Cep telefonlarının yaydığı radyasyon,X ve Gamma ışınlarından tamamen farklıdır. Düşük frekanslı yani non-iyonize elektromanyetik dalgalar maddelerde kimyasal bağları koparacak büyüklükte bir enerji içermemektedirler.
Yeterli enerjiye sahip olmamaları dolayısı ile iyonlaştırıcı özellikleri bulunmamaktadır. Bu özellikleri nedeniyle düşük frekanslı elektromanyetik alana sahip bileşenlerin dokuda biyolojik bir etkileşime neden olma olasılıklarının düşük olduğu,dolayısı ile kanser oluşturma olasılığının düşük olduğu düşünülmektedir.

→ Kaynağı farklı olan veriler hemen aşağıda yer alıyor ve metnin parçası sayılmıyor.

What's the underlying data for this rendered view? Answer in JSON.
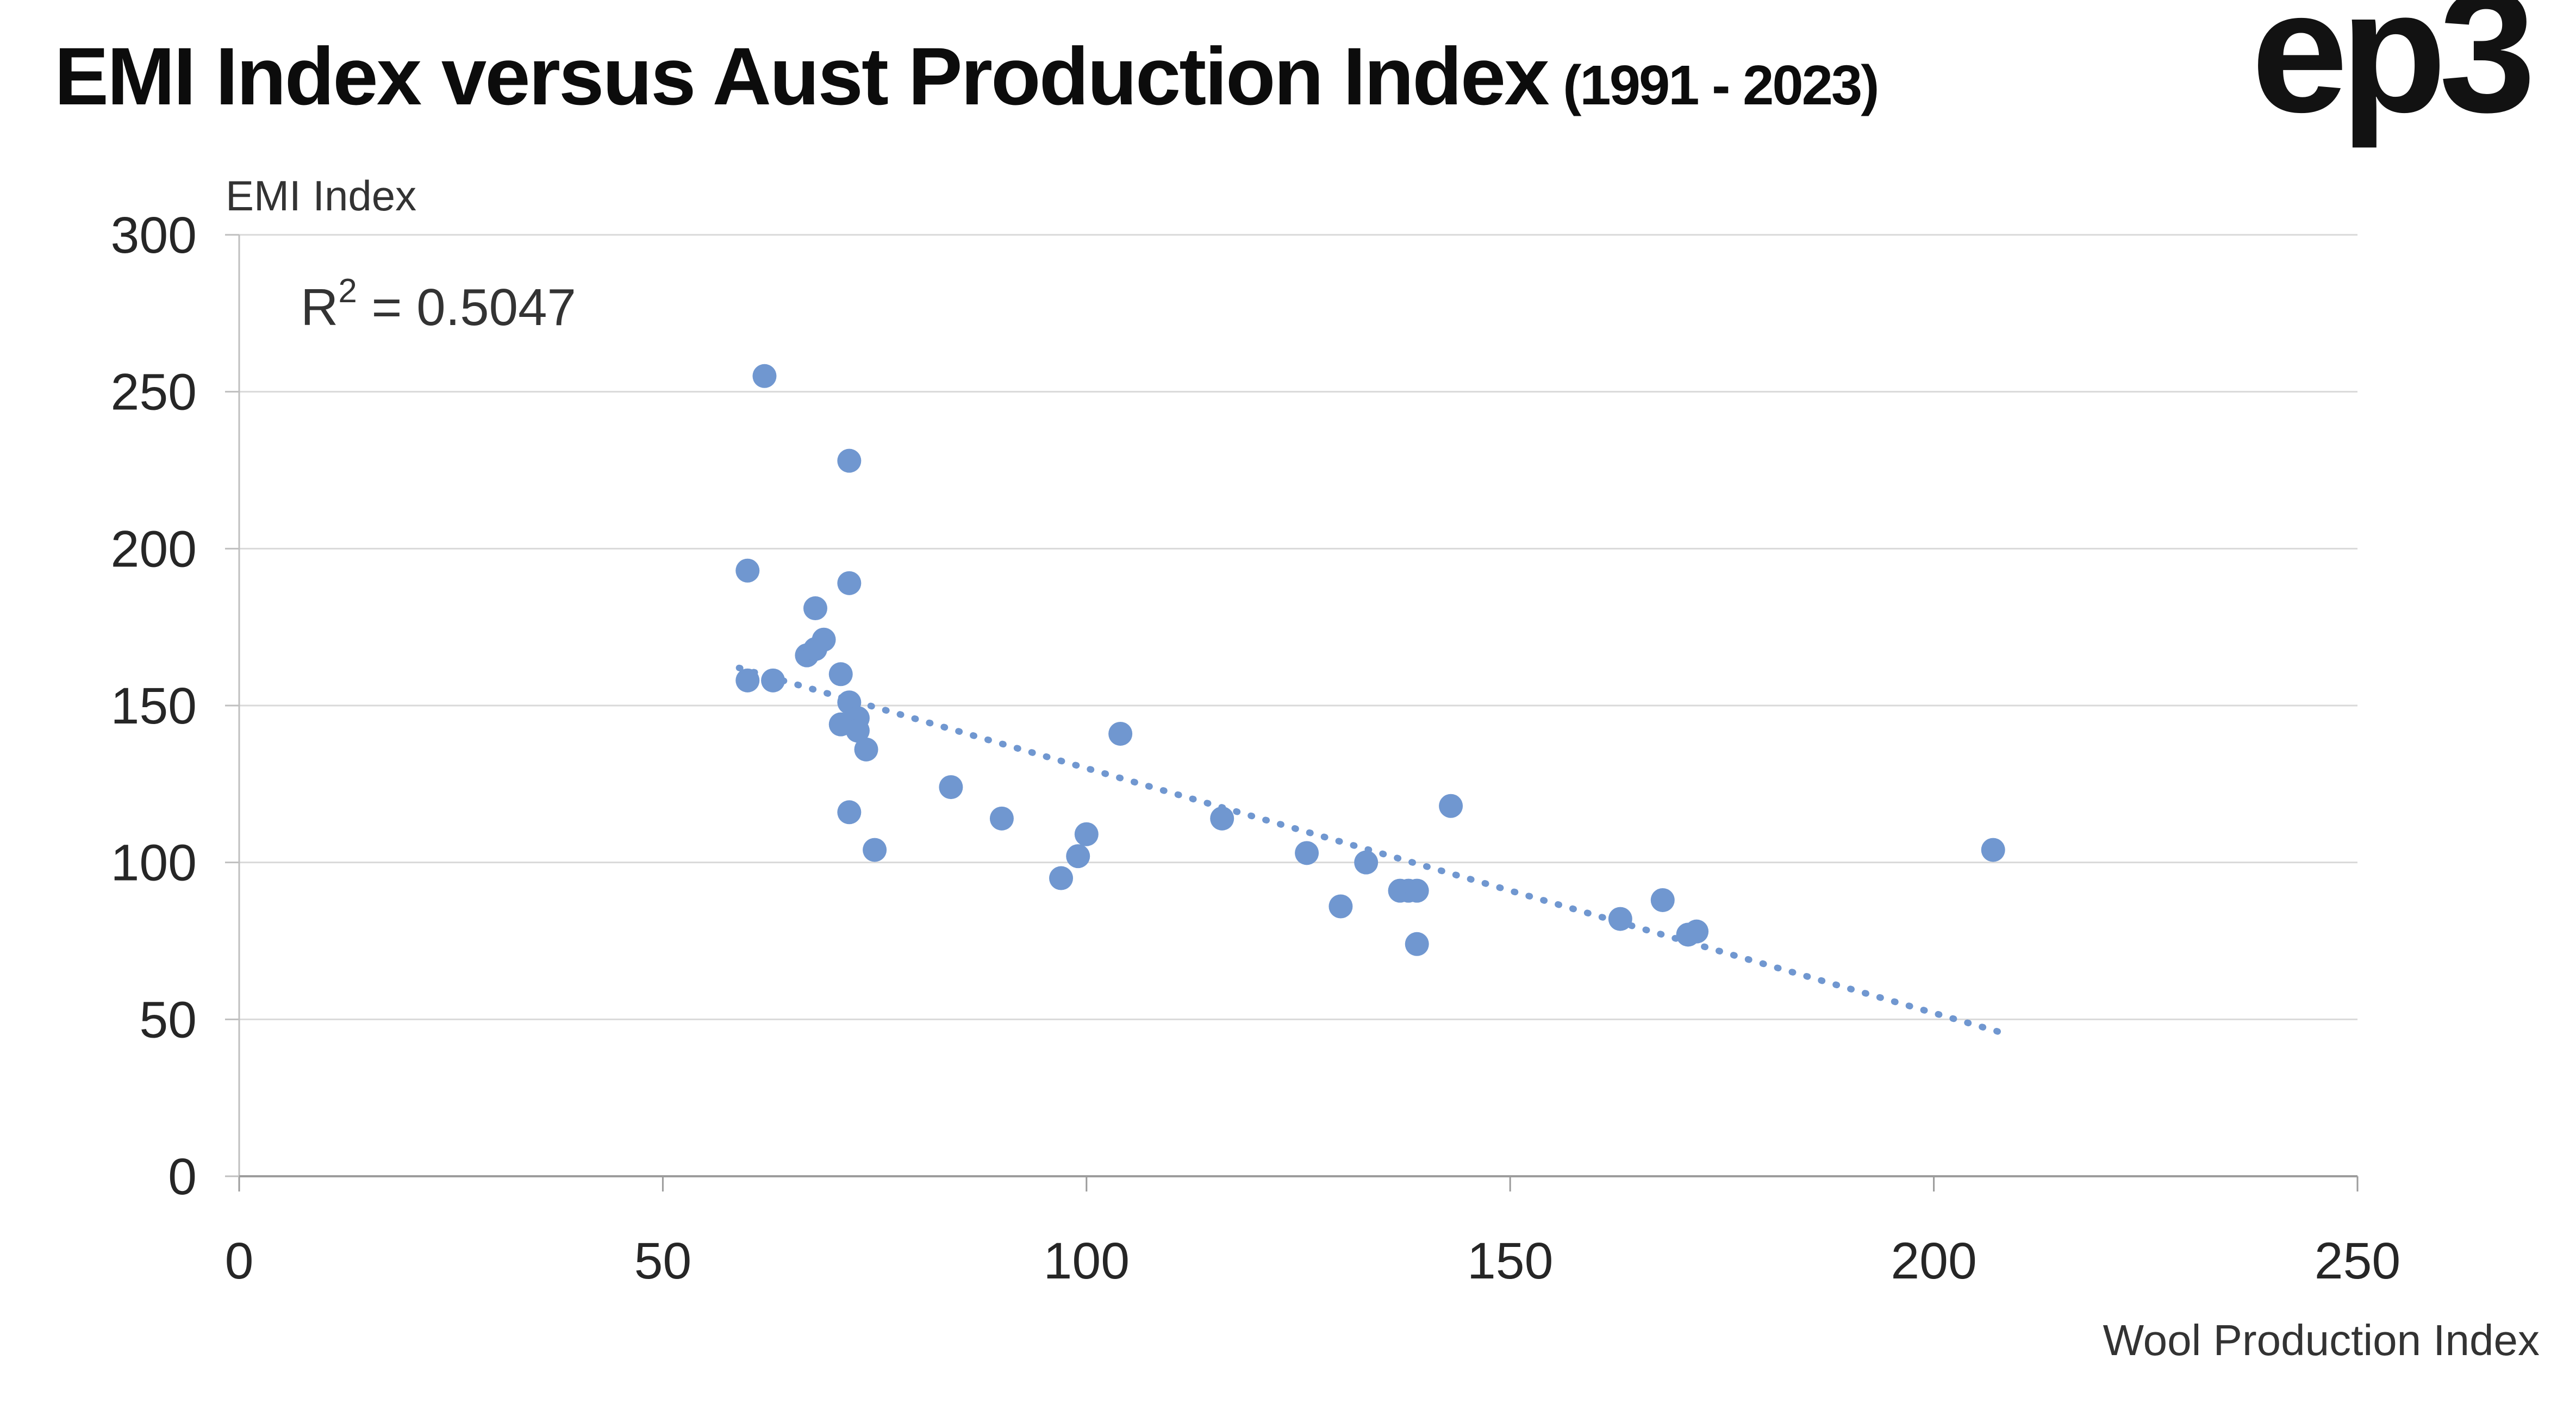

Canlı bir dokunun elektromanyetik enerjiyi soğurma hızı Özgül Soğurma Hızı (SAR:Specific Absorption Rate) olarak tanımlanmaktadır. SAR ölçülebilir olup kilogram başına watt cinsinden ifade edilir. Dünya Sağlık Örgütü cep telefonu kullanımı için üst sınıra yakın olan 0,1 w/kg SAR değerini tavsiye etmektedir. Bu değerin üzerindeki cep telefonlarının kullanımı önerilmemektedir.
Baz istasyonu antenlerinin arka yüzlerinde,yukarı veya aşağı yönlerde önemli sayılabilecek bir elektro manyetik radyasyon yoktur. Bu yüzden,etrafındaki binaların içinde ve yan yüzeylerindeki elektro manyetik alan şiddeti normalde çok düşüktür. Baz istasyonlarının artmasıyla birlikte,her istasyonun üstlendiği iş hacmi azalır. Böylece aygıtlar hiçbir zaman tam kapasite ile çalışmak zorunda kalmaz. Bu da daha az radyasyonun açığa çıkması anlamına gelir. Aslında buradan hareketle de Baz istasyonu sayısının artışından da çok fazla rahatsız olmaya gerek yoktur.